15.4    For reasons mentioned above also a still open portion of the delivery or performance can be cancelled.
15.5    In case an insolvency proceeding over the assets of a contract party is initiated or an application for insolvency proceeding is dismissed in lack of sufficient assets, the other contract partner has the right to cancel the contract without granting a respite.
15.6    Disregarding the indemnity claims of the agent in the case of a cancellation performances already provided or partially provided have to be charged and paid according to the contract. This is also valid when the delivery or performance has not been accepted yet by the principal and also for preparatory work provided by the agent.

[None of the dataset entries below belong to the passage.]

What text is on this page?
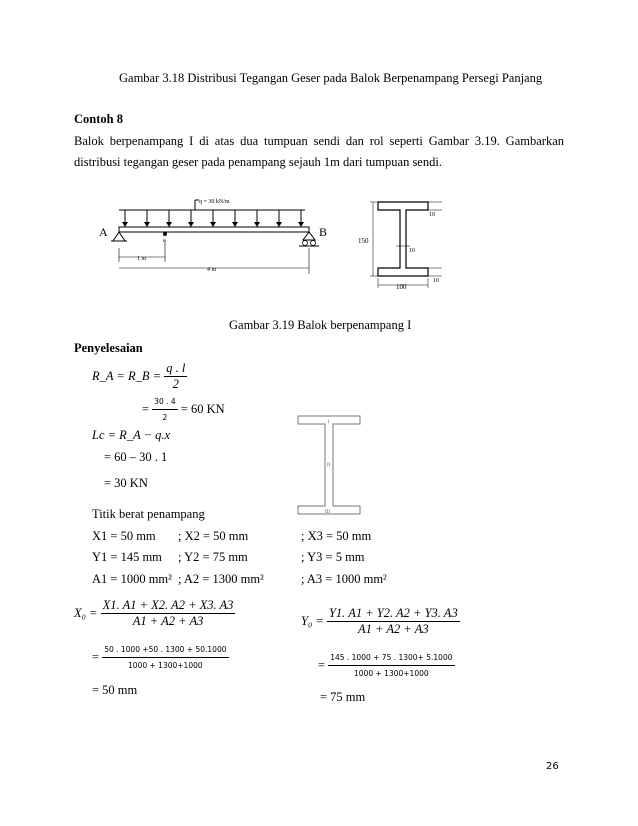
Gambar 3.18 Distribusi Tegangan Geser pada Balok Berpenampang Persegi Panjang
Contoh 8
Balok berpenampang I di atas dua tumpuan sendi dan rol seperti Gambar 3.19. Gambarkan
distribusi tegangan geser pada penampang sejauh 1m dari tumpuan sendi.
q = 30 kN/m
c
A	B
1 m
4 m
150
10
10
10
100
Gambar 3.19 Balok berpenampang I
Penyelesaian
R_A = R_B = $\frac{q . l}{2}$
= $\frac{30 . 4}{2} = 60$ KN
Lc = R_A − q.x
= 60 – 30 . 1
= 30 KN
1
II
III
Titik berat penampang
X1 = 50 mm ; X2 = 50 mm	; X3 = 50 mm
Y1 = 145 mm ; Y2 = 75 mm	; Y3 = 5 mm
A1 = 1000 mm² ; A2 = 1300 mm²	; A3 = 1000 mm²
$X_0 = \frac{X1. A1 + X2. A2 + X3. A3}{A1 + A2 + A3}$
= $\frac{50 . 1000 +50 . 1300 + 50.1000}{1000 + 1300+1000}$
= 50 mm
$Y_0 = \frac{Y1. A1 + Y2. A2 + Y3. A3}{A1 + A2 + A3}$
= $\frac{145 . 1000 + 75 . 1300+ 5.1000}{1000 + 1300+1000}$
= 75 mm
26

Instead the agent also has the right to demand the return of already provided objects.
15.7    Other consequences of a cancellation are excluded.
15.8    Both parties have the right of withdrawal from the contract in the case that it turns out during the period of implementation, that the criteria of the contract cannot be met or provided.

16    Venue and Place of Performance

16.1    Unless otherwise stipulated in writing the place of performance is Leoben.
16.2    In the event of any litigation in connection with possible disagreements arising, the court in Leoben has exclusive jurisdiction.